De modo que son los momentos de intimidad los que tiran adelante la propuesta. Momentos de una emotividad notable (también reconocible y muy complaciente) lograda especialmente gracias a los intérpretes principales, que detienen el torrencial flujo historiográfico y centran en sus personas el auténtico interés del drama, más allá del glosado de momentos memorables del siglo: Forest Whitaker sigue conservando esa cualidad de hacernos creer que nos encontramos con un viejo amigo a cada película que protagoniza y condensa de nuevo esa mezcla de cercanía reconocible y peculiaridad, de microheroísmo y cotidianidad. Mientras que Oprah vuelve a destacar en un papel a medida, recordando que es una actriz solvente, más allá de su condición de magnate todopoderosa, y que cada vez que ha dejado verse en cine, más allá de motivaciones empresariales también ha sido garantía de un buen entendimiento del equilibrio entre profesionalidad y propaganda.

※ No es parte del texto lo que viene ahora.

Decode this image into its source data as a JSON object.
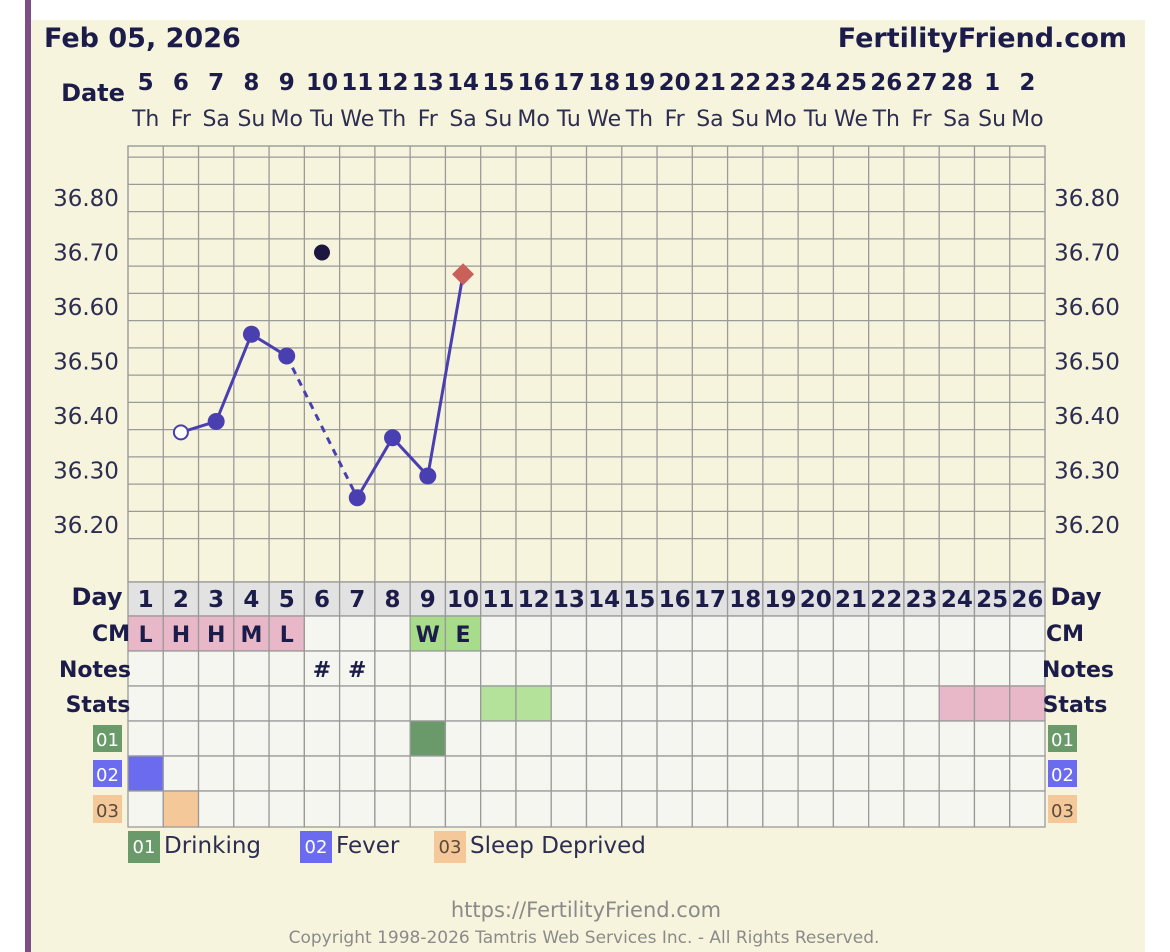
{
  "header": {
    "date": "Feb 05, 2026",
    "site": "FertilityFriend.com"
  },
  "row_labels": {
    "date": "Date",
    "day": "Day",
    "cm": "CM",
    "notes": "Notes",
    "stats": "Stats"
  },
  "chart_data": {
    "type": "line",
    "ylim": [
      36.15,
      36.9
    ],
    "y_ticks": [
      "36.80",
      "36.70",
      "36.60",
      "36.50",
      "36.40",
      "36.30",
      "36.20"
    ],
    "dates": [
      "5",
      "6",
      "7",
      "8",
      "9",
      "10",
      "11",
      "12",
      "13",
      "14",
      "15",
      "16",
      "17",
      "18",
      "19",
      "20",
      "21",
      "22",
      "23",
      "24",
      "25",
      "26",
      "27",
      "28",
      "1",
      "2"
    ],
    "weekdays": [
      "Th",
      "Fr",
      "Sa",
      "Su",
      "Mo",
      "Tu",
      "We",
      "Th",
      "Fr",
      "Sa",
      "Su",
      "Mo",
      "Tu",
      "We",
      "Th",
      "Fr",
      "Sa",
      "Su",
      "Mo",
      "Tu",
      "We",
      "Th",
      "Fr",
      "Sa",
      "Su",
      "Mo"
    ],
    "cycle_days": [
      "1",
      "2",
      "3",
      "4",
      "5",
      "6",
      "7",
      "8",
      "9",
      "10",
      "11",
      "12",
      "13",
      "14",
      "15",
      "16",
      "17",
      "18",
      "19",
      "20",
      "21",
      "22",
      "23",
      "24",
      "25",
      "26"
    ],
    "temperatures": [
      {
        "day": 2,
        "temp": 36.37,
        "kind": "open"
      },
      {
        "day": 3,
        "temp": 36.39,
        "kind": "filled"
      },
      {
        "day": 4,
        "temp": 36.55,
        "kind": "filled"
      },
      {
        "day": 5,
        "temp": 36.51,
        "kind": "filled"
      },
      {
        "day": 6,
        "temp": 36.7,
        "kind": "outlier"
      },
      {
        "day": 7,
        "temp": 36.25,
        "kind": "filled"
      },
      {
        "day": 8,
        "temp": 36.36,
        "kind": "filled"
      },
      {
        "day": 9,
        "temp": 36.29,
        "kind": "filled"
      },
      {
        "day": 10,
        "temp": 36.66,
        "kind": "diamond"
      }
    ],
    "segments": [
      {
        "from": 2,
        "to": 3,
        "style": "solid"
      },
      {
        "from": 3,
        "to": 4,
        "style": "solid"
      },
      {
        "from": 4,
        "to": 5,
        "style": "solid"
      },
      {
        "from": 5,
        "to": 7,
        "style": "dashed"
      },
      {
        "from": 7,
        "to": 8,
        "style": "solid"
      },
      {
        "from": 8,
        "to": 9,
        "style": "solid"
      },
      {
        "from": 9,
        "to": 10,
        "style": "solid"
      }
    ],
    "cm": [
      {
        "day": 1,
        "text": "L",
        "color": "#e8b8c8"
      },
      {
        "day": 2,
        "text": "H",
        "color": "#e8b8c8"
      },
      {
        "day": 3,
        "text": "H",
        "color": "#e8b8c8"
      },
      {
        "day": 4,
        "text": "M",
        "color": "#e8b8c8"
      },
      {
        "day": 5,
        "text": "L",
        "color": "#e8b8c8"
      },
      {
        "day": 9,
        "text": "W",
        "color": "#a8dc8a"
      },
      {
        "day": 10,
        "text": "E",
        "color": "#a8dc8a"
      }
    ],
    "notes": [
      {
        "day": 6,
        "text": "#"
      },
      {
        "day": 7,
        "text": "#"
      }
    ],
    "stats": [
      {
        "day": 11,
        "color": "#b4e29a"
      },
      {
        "day": 12,
        "color": "#b4e29a"
      },
      {
        "day": 24,
        "color": "#e8b8c8"
      },
      {
        "day": 25,
        "color": "#e8b8c8"
      },
      {
        "day": 26,
        "color": "#e8b8c8"
      }
    ],
    "custom_rows": [
      {
        "code": "01",
        "color": "#6a9a6a",
        "days": [
          9
        ]
      },
      {
        "code": "02",
        "color": "#6b6bf0",
        "days": [
          1
        ]
      },
      {
        "code": "03",
        "color": "#f5c89a",
        "days": [
          2
        ]
      }
    ],
    "legend": [
      {
        "code": "01",
        "label": "Drinking",
        "color": "#6a9a6a"
      },
      {
        "code": "02",
        "label": "Fever",
        "color": "#6b6bf0"
      },
      {
        "code": "03",
        "label": "Sleep Deprived",
        "color": "#f5c89a"
      }
    ],
    "colors": {
      "line": "#4a3fb0",
      "outlier": "#1c1640",
      "diamond": "#c9605a",
      "grid": "#9a9a9a",
      "cell_bg": "#f6f6f0"
    }
  },
  "footer": {
    "url": "https://FertilityFriend.com",
    "copyright": "Copyright 1998-2026 Tamtris Web Services Inc. - All Rights Reserved."
  }
}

Acusada de un cierto didactismo, la verdad es que El mayordomo no siempre logra dianas en esa su voluntad emotiva. Y no siempre se sustenta en momentos estilísticamente sólidos. Al contrario, alejado del paroxismo formal de sus anteriores títulos, Daniels peca de academicismo, pulcritud y conservadurismo en sus propuestas estéticas de modo que se sitúa en una especie de punto indeterminado en el alcance de sus logros: aun bastante parecida a aquellas en su carácter de conciliadora y autocomplaciente, esta película es bastante más elegante y temperada. Tanto que no logra sacudirse un cierto tufillo anaftalinado a telefilme con dinero e influencia detrás, en pugna directa con esa insistente búsqueda de la verdad y la lógica narrativa presidida por los sentimientos. Eso puede restarle seriedad y trascendencia al asunto colocándolo en un limbo un poco incómodo y extraño habitado por esas películas con alma de melodrama televisivo y cuerpo de gran producción hollywoodiense o quizá lo justamente inverso.
El mayordomo no entrará, en fin, en un hipotético gran arco en el cine moderno trazado entorno a la condición afroamericana por títulos imprescindibles que irían de Sounder o Killer of Sheep hasta Los chicos del barrio pasando por Haz lo que debas o Malcolm X. Pero tampoco podemos negarle un notable poder de atracción y seducción comercial y la capacidad para gustar en mayor o menor medida a todo el que no quiera ponerse muy quisquilloso con este tipo de productos moderadamente impersonales y con pretensiones, más o menos logradas, de gran fresco americano.